Outline the construction…

Ladies’ Summer Walking Suit 1894: Ripple skirt and Eton Jacket.

All additional garments made by self: pair of combinations, corset, corset cover, petticoat, bum pad, shirtwaist, belt, tie, hat - cut and resewn, decorated with ribbon, feathers, and flowers.

Purchased: shoes and stockings - American Duchess, earrings - Lady Detalle, gloves, parasol, pocket watch, chain with monocle, ring.

Inspiration: "Authentic Victorian Fashion Patterns" edited by Kristina Harris, page 102, Ladies Costume Spring 1895.

Patterns: Truly Victorian TV498 – Eton Jacket, TV296 – 1895 Ripple Skirt.

Pocket sourced from Janet Arnold Patterns of Fashion 2, page 47, self-drafted. Watch Fob self-drafted.

Sewn by hand, except for the second buckram hem: seams and hem at bottom of the skirt by machine, felled by hand.

100% Cotton Madras used for the skirt and jacket.
Jacket lined with 100% cotton.
Skirt lined with tarlatan, hemmed with buckram for stiffness.

The skirt waistband was big by 1", since everything was completed, made a waist pleat at the back where it would be least noticeable and easiest to remove. The original hem was too long, attached a 10 inch buckram 2 inches higher. Leaving the old one in place (thinking I could cut it later). When in place, rather than cut the old 6 inch hem, I felled it to the larger piece for a double layer of stiffening. Cotton bias tape trim (purchased), sewn on by hand. Appliques (purchased), sewn on by hand. Originally going to use Soutache, but opted against.




  1. Avatar Samanthalovestosew on March 11, 2021 at 9:46 pm

    I love this costume and you look fantastic in it!

  2. Kitty Mortensen Kitty Mortensen on March 12, 2021 at 5:12 pm

    Beautiful entry- and I love how it looks on 🙂

  3. Avatar Carolien van Alphen on March 12, 2021 at 9:09 pm

    Gorgeous dress. Love the black with the pinks and greens. Beautiful details. Well done!

    • Avatar Annette on March 19, 2021 at 9:16 pm

      That really looks amazing, and I’m impressed by the amount of Handsewing you did.

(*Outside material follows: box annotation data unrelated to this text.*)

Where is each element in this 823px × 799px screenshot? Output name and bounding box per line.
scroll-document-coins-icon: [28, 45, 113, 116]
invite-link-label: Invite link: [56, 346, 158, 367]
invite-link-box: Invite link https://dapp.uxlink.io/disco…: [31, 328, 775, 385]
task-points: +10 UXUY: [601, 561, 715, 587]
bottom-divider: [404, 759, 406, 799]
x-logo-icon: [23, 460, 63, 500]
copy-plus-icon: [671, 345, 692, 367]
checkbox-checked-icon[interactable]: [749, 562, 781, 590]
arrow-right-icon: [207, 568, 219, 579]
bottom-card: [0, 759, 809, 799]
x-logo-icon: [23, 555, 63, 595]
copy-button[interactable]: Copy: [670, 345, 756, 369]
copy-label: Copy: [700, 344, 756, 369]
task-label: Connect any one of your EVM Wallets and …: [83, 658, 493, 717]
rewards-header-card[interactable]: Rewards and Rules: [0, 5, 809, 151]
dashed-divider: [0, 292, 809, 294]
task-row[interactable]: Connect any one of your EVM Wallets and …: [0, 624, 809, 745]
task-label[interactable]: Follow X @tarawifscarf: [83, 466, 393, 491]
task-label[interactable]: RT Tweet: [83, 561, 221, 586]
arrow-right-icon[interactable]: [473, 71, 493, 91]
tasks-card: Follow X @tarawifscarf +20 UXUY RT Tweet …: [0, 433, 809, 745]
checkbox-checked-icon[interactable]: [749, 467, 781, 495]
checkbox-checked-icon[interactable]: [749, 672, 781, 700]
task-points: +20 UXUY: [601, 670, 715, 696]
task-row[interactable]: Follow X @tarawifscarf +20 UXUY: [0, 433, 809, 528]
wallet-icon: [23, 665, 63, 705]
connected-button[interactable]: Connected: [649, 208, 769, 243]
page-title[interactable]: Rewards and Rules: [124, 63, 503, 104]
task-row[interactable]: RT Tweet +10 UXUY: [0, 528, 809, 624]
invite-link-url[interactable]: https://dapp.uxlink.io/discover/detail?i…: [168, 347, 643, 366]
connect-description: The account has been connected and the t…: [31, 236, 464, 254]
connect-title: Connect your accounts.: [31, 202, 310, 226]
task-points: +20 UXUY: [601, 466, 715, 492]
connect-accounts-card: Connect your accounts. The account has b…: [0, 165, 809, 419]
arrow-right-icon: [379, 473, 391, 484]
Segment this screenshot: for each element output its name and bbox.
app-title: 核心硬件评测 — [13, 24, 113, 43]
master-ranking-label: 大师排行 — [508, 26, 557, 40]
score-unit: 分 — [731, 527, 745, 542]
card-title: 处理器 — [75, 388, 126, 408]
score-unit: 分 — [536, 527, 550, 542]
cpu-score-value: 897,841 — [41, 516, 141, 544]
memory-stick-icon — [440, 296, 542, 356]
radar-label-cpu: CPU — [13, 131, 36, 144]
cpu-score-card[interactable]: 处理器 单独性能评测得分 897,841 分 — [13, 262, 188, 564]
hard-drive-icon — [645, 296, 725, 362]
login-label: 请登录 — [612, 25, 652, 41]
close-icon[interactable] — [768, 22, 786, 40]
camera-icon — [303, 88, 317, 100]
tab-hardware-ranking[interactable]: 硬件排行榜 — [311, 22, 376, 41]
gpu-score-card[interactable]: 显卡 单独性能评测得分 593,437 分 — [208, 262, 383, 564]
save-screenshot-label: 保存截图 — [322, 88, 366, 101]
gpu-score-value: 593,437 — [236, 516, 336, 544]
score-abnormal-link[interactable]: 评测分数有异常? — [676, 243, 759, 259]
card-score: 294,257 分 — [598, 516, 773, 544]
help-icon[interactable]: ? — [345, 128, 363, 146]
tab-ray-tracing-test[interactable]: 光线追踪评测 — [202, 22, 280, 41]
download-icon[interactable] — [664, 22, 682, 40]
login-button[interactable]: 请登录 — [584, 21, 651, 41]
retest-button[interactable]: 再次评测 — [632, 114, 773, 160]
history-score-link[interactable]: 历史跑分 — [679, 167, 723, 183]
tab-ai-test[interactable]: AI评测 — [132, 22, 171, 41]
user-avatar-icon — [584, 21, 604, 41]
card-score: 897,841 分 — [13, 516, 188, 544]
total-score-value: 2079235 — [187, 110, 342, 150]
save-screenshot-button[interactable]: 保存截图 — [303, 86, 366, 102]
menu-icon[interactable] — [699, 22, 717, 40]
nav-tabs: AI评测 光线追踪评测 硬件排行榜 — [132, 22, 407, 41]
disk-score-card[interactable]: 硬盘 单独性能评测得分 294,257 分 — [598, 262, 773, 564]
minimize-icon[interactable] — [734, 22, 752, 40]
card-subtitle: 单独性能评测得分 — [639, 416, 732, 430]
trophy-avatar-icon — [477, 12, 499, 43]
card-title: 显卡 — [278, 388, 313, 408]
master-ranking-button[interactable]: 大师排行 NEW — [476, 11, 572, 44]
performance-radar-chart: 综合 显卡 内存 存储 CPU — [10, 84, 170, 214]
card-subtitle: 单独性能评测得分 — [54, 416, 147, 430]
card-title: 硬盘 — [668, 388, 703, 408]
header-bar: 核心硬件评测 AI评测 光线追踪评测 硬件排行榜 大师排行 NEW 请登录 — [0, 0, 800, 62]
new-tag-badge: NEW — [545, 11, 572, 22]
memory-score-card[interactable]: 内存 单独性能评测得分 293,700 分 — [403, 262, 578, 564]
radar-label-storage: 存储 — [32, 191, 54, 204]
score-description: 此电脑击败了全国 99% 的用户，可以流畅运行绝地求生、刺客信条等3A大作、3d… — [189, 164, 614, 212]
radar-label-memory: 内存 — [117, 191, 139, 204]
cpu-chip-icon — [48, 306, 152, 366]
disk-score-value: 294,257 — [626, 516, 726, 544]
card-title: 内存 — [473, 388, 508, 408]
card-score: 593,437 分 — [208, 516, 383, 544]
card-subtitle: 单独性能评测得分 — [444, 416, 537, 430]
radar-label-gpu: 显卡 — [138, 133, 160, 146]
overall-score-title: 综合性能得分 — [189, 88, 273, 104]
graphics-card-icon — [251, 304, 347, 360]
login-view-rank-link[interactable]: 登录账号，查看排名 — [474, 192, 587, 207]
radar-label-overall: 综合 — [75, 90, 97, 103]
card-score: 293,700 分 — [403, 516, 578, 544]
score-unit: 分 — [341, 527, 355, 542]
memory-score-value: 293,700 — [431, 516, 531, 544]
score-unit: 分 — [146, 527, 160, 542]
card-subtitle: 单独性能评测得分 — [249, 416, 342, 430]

  4. Avatar Terri Bowlby-Chiasson on March 13, 2021 at 12:21 pm

    Beautiful work! Well done!

  5. Sophia Khan Sophia Khan on March 13, 2021 at 10:57 pm

    The soutache details are wonderful! I love this period it really suits you.

  6. Avatar sarah Lowes on March 14, 2021 at 6:24 pm

    This outfit has made me want to read those books!

  7. Avatar Linda Call on March 20, 2021 at 6:03 pm

    Love the plaid pinks and greens with the bold outlining of the braiding. Your pocket placement for this era is great!

  8. Avatar AnnaCatherine Sendgikoski on March 24, 2021 at 5:20 am

    Wow, I am in love with this! Such a treat to see. Thank you so much!

  9. Avatar Kelli M on March 27, 2021 at 4:46 pm

    This is absolutely stunning! The photos don’t do justice to all of the other tiny immeasurable details that went into this set. Bravo!!